InvalidIRError with CuArray broadcast when complex values are involved in Bessel functions

Hi, I’m receiving runtime errors from julia when playing with the following simple code

> 
> julia> using CUDA, SpecialFunctions
> 
> julia> function cutest(x::Float64,f::Float64)
>        c=besselj0(f);
>        return x+c
>        end
> cutest (generic function with 1 method)
> 
> julia> x=CuVector(rand(10));
> 
> julia> y=cutest.(x,1.0);
> 
> julia> y
> 10-element CuArray{Float64, 1, CUDA.Mem.DeviceBuffer}:
>  1.2543758351300334
>  1.6969145783025747
>  0.772833790043381
>  1.5466838680623587
>  0.9814961041987019
>  1.3892472218597938
>  1.5766825893406144
>  1.3715270039175633
>  1.070043997005175
>  1.4994660984390684
> 
> julia> function cutest(x::Float64,f::ComplexF64)
>        c=besselj0(f);
>        return x+c
>        end
> cutest (generic function with 2 methods)
> 
> julia> y=cutest.(x,1.0+0.0im);
> ERROR: InvalidIRError: compiling kernel #broadcast_kernel#17(CUDA.CuKernelContext, CuDeviceVector{ComplexF64, 1}, Base.Broadcast.Broadcasted{CUDA.CuArrayStyle{1}, Tuple{Base.OneTo{Int64}}, typeof(cutest), Tuple{Base.Broadcast.Extruded{CuDeviceVector{Float64, 1}, Tuple{Bool}, Tuple{Int64}}, ComplexF64}}, Int64) resulted in invalid LLVM IR
> Reason: unsupported call to the Julia runtime (call to jl_lazy_load_and_lookup)

It looks like the besselj0 function is giving some trouble when argument is complex. If I replace it with, e.g., exp, there is no error. How do I avoid this error? Thanks in advance.

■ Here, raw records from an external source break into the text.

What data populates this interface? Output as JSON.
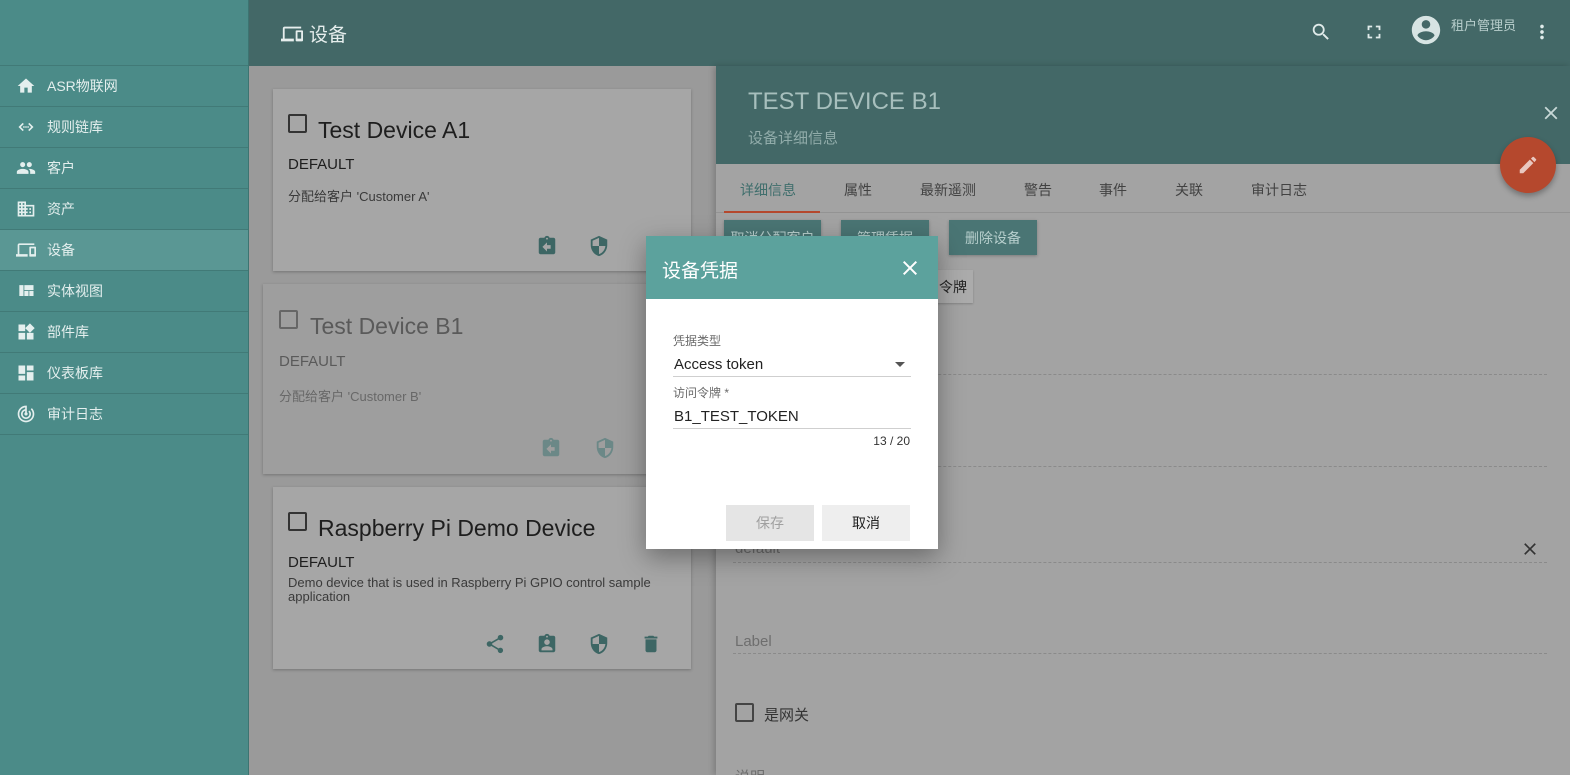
{
  "sidebar": {
    "items": [
      {
        "label": "ASR物联网",
        "icon": "home-icon"
      },
      {
        "label": "规则链库",
        "icon": "code-icon"
      },
      {
        "label": "客户",
        "icon": "people-icon"
      },
      {
        "label": "资产",
        "icon": "domain-icon"
      },
      {
        "label": "设备",
        "icon": "devices-icon"
      },
      {
        "label": "实体视图",
        "icon": "view-quilt-icon"
      },
      {
        "label": "部件库",
        "icon": "widgets-icon"
      },
      {
        "label": "仪表板库",
        "icon": "dashboard-icon"
      },
      {
        "label": "审计日志",
        "icon": "track-changes-icon"
      }
    ]
  },
  "toolbar": {
    "title": "设备",
    "user_name": "租户管理员"
  },
  "cards": [
    {
      "title": "Test Device A1",
      "type": "DEFAULT",
      "desc": "分配给客户 'Customer A'"
    },
    {
      "title": "Test Device B1",
      "type": "DEFAULT",
      "desc": "分配给客户 'Customer B'"
    },
    {
      "title": "Raspberry Pi Demo Device",
      "type": "DEFAULT",
      "desc": "Demo device that is used in Raspberry Pi GPIO control sample application"
    }
  ],
  "panel": {
    "title": "TEST DEVICE B1",
    "subtitle": "设备详细信息",
    "tabs": [
      "详细信息",
      "属性",
      "最新遥测",
      "警告",
      "事件",
      "关联",
      "审计日志"
    ],
    "buttons": {
      "unassign": "取消分配客户",
      "manage_credentials": "管理凭据",
      "delete": "删除设备",
      "copy_token": "令牌"
    },
    "fields": {
      "type_value": "default",
      "label_placeholder": "Label",
      "gateway_label": "是网关",
      "description_label": "说明"
    }
  },
  "dialog": {
    "title": "设备凭据",
    "type_label": "凭据类型",
    "type_value": "Access token",
    "token_label": "访问令牌 *",
    "token_value": "B1_TEST_TOKEN",
    "counter": "13 / 20",
    "save_label": "保存",
    "cancel_label": "取消"
  },
  "colors": {
    "accent": "#5ca29d",
    "toolbar": "#436867",
    "fab": "#b5482d"
  }
}
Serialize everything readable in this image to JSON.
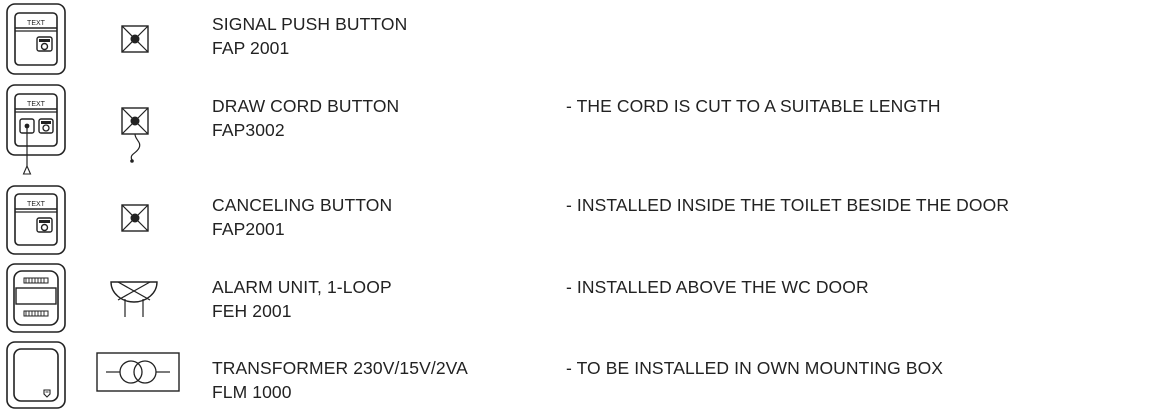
{
  "rows": [
    {
      "name": "SIGNAL PUSH BUTTON",
      "code": "FAP 2001",
      "note": "",
      "device_label": "TEXT"
    },
    {
      "name": "DRAW CORD BUTTON",
      "code": "FAP3002",
      "note": "- THE CORD IS CUT TO A SUITABLE LENGTH",
      "device_label": "TEXT"
    },
    {
      "name": "CANCELING BUTTON",
      "code": "FAP2001",
      "note": "- INSTALLED INSIDE THE TOILET BESIDE THE DOOR",
      "device_label": "TEXT"
    },
    {
      "name": "ALARM UNIT, 1-LOOP",
      "code": "FEH 2001",
      "note": "- INSTALLED ABOVE THE WC DOOR"
    },
    {
      "name": "TRANSFORMER 230V/15V/2VA",
      "code": "FLM 1000",
      "note": "- TO BE INSTALLED IN OWN MOUNTING BOX"
    }
  ]
}
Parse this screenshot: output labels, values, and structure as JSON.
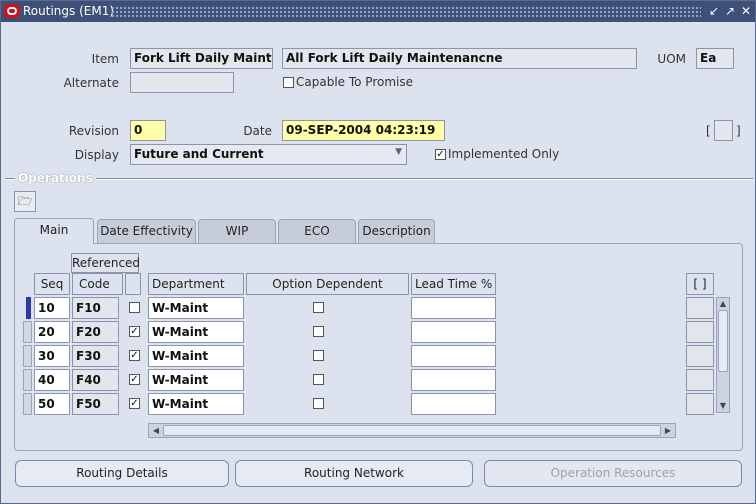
{
  "window": {
    "title": "Routings (EM1)"
  },
  "header": {
    "item_label": "Item",
    "item_value": "Fork Lift Daily Mainter",
    "item_desc": "All Fork Lift Daily Maintenancne",
    "uom_label": "UOM",
    "uom_value": "Ea",
    "alternate_label": "Alternate",
    "alternate_value": "",
    "ctp_label": "Capable To Promise",
    "ctp_checked": false,
    "revision_label": "Revision",
    "revision_value": "0",
    "date_label": "Date",
    "date_value": "09-SEP-2004 04:23:19",
    "display_label": "Display",
    "display_value": "Future and Current",
    "implemented_label": "Implemented Only",
    "implemented_checked": true,
    "bracket_open": "[",
    "bracket_close": "]"
  },
  "operations": {
    "section_title": "Operations",
    "tabs": [
      "Main",
      "Date Effectivity",
      "WIP",
      "ECO",
      "Description"
    ],
    "active_tab": "Main",
    "columns": {
      "referenced": "Referenced",
      "seq": "Seq",
      "code": "Code",
      "department": "Department",
      "option_dependent": "Option Dependent",
      "lead_time": "Lead Time %",
      "dff": "[ ]"
    },
    "rows": [
      {
        "seq": "10",
        "code": "F10",
        "referenced": false,
        "department": "W-Maint",
        "option_dependent": false,
        "lead_time": ""
      },
      {
        "seq": "20",
        "code": "F20",
        "referenced": true,
        "department": "W-Maint",
        "option_dependent": false,
        "lead_time": ""
      },
      {
        "seq": "30",
        "code": "F30",
        "referenced": true,
        "department": "W-Maint",
        "option_dependent": false,
        "lead_time": ""
      },
      {
        "seq": "40",
        "code": "F40",
        "referenced": true,
        "department": "W-Maint",
        "option_dependent": false,
        "lead_time": ""
      },
      {
        "seq": "50",
        "code": "F50",
        "referenced": true,
        "department": "W-Maint",
        "option_dependent": false,
        "lead_time": ""
      }
    ]
  },
  "buttons": {
    "routing_details": "Routing Details",
    "routing_network": "Routing Network",
    "operation_resources": "Operation Resources"
  }
}
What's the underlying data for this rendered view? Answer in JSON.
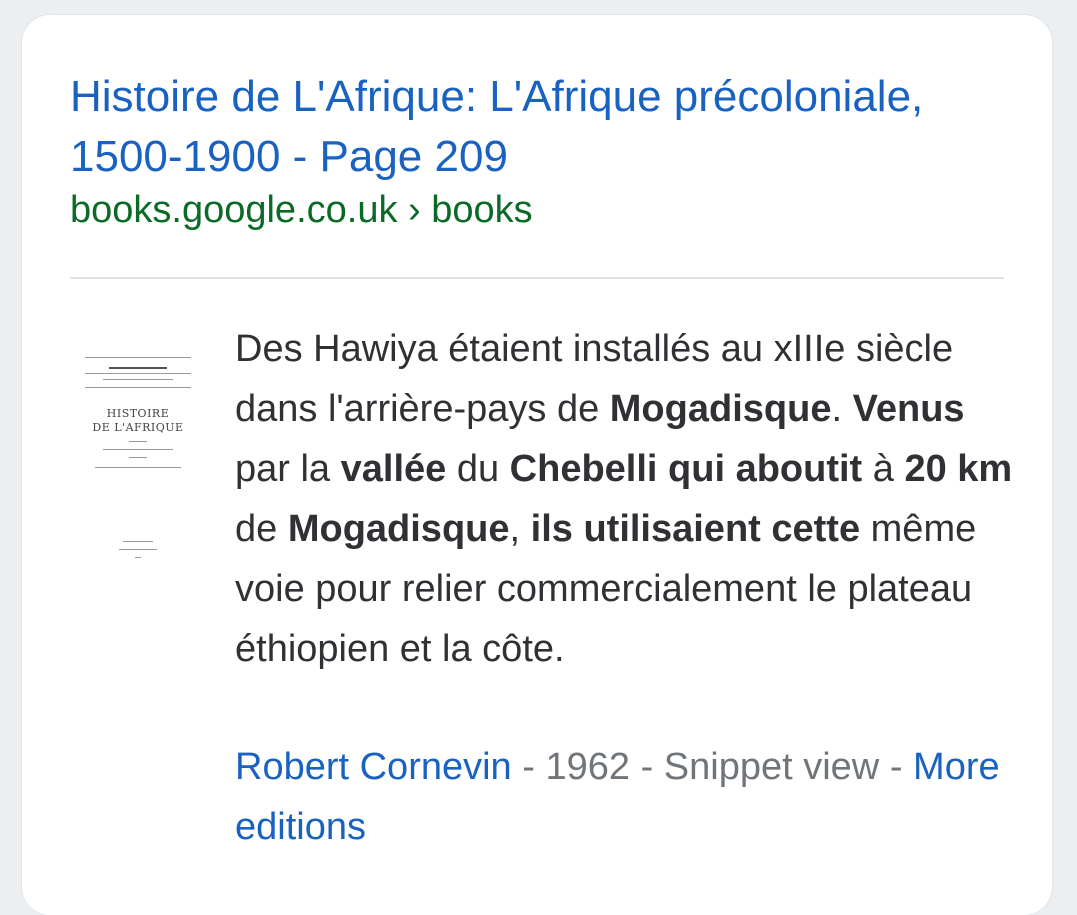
{
  "result": {
    "title": "Histoire de L'Afrique: L'Afrique précoloniale, 1500-1900 - Page 209",
    "url": "books.google.co.uk › books"
  },
  "thumbnail": {
    "line1": "HISTOIRE",
    "line2": "DE L'AFRIQUE"
  },
  "snippet": {
    "p1": "Des Hawiya étaient installés au xIIIe siècle dans l'arrière-pays de ",
    "b1": "Mogadisque",
    "p2": ". ",
    "b2": "Venus",
    "p3": " par la ",
    "b3": "vallée",
    "p4": " du ",
    "b4": "Chebelli qui aboutit",
    "p5": " à ",
    "b5": "20 km",
    "p6": " de ",
    "b6": "Mogadisque",
    "p7": ", ",
    "b7": "ils utilisaient cette",
    "p8": " même voie pour relier commercialement le plateau éthiopien et la côte."
  },
  "meta": {
    "author": "Robert Cornevin",
    "sep1": " - ",
    "year": "1962",
    "sep2": " - ",
    "view": "Snippet view",
    "sep3": " - ",
    "more": "More editions"
  },
  "colors": {
    "link": "#1a62c2",
    "url": "#0b6a26",
    "text": "#303134",
    "meta": "#70757a"
  }
}
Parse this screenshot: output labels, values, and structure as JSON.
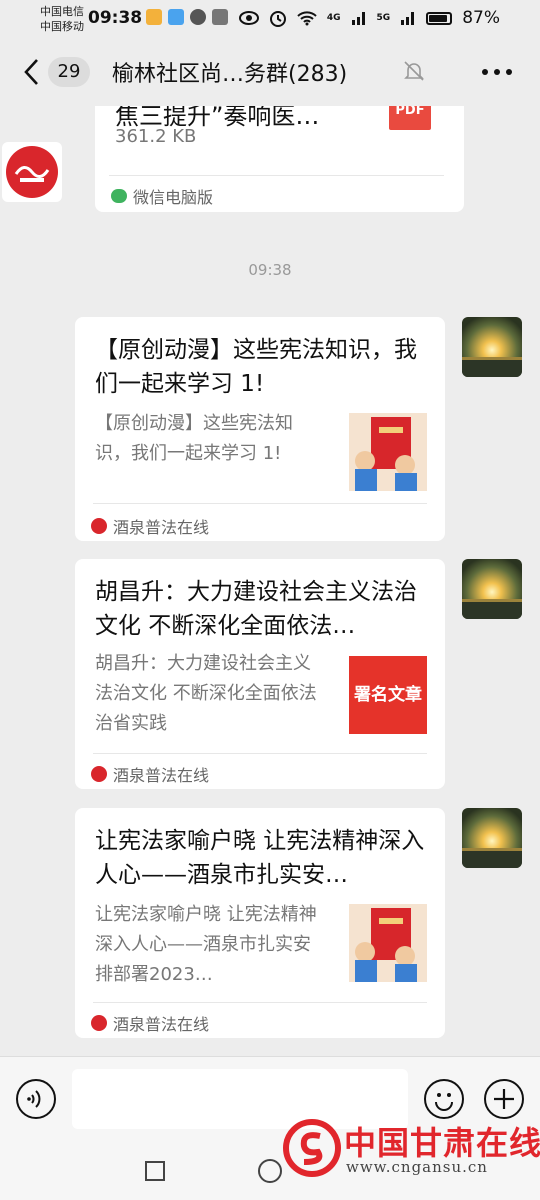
{
  "status_bar": {
    "carrier1": "中国电信",
    "carrier2": "中国移动",
    "time": "09:38",
    "net1": "4G",
    "net2": "5G",
    "battery": "87%"
  },
  "header": {
    "back_count": "29",
    "title": "榆林社区尚…务群(283)"
  },
  "messages": {
    "file": {
      "name": "焦三提升”奏响医…",
      "size": "361.2 KB",
      "type": "PDF",
      "source": "微信电脑版"
    },
    "timestamp": "09:38",
    "articles": [
      {
        "title": "【原创动漫】这些宪法知识，我们一起来学习 1!",
        "desc": "【原创动漫】这些宪法知识，我们一起来学习 1!",
        "source": "酒泉普法在线",
        "thumb": "constitution-cartoon"
      },
      {
        "title": "胡昌升：大力建设社会主义法治文化 不断深化全面依法…",
        "desc": "胡昌升：大力建设社会主义法治文化 不断深化全面依法治省实践",
        "source": "酒泉普法在线",
        "thumb_text": "署名文章"
      },
      {
        "title": "让宪法家喻户晓  让宪法精神深入人心——酒泉市扎实安…",
        "desc": "让宪法家喻户晓  让宪法精神深入人心——酒泉市扎实安排部署2023…",
        "source": "酒泉普法在线",
        "thumb": "constitution-cartoon"
      }
    ]
  },
  "watermark": {
    "text": "中国甘肃在线",
    "url": "www.cngansu.cn"
  },
  "colors": {
    "background": "#ededed",
    "pdf_red": "#e94a3f",
    "watermark_red": "#e1262c",
    "wechat_green": "#3fb35f"
  }
}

That function is only implemented for Float32/Float64: CUDA.jl/special_math.jl at 49902d8812a7796da313c39e4e9fe6d84a7309e9 · JuliaGPU/CUDA.jl · GitHub. I’m not familiar with the Bessel function; if it’s possible to express the operation on ComplexF32/F64 in terms of these that would make for a great addition to CUDA.jl.

Ah, I did not realize that all elementary functions were implemented separately for the GPU, not really calling the package I’m using.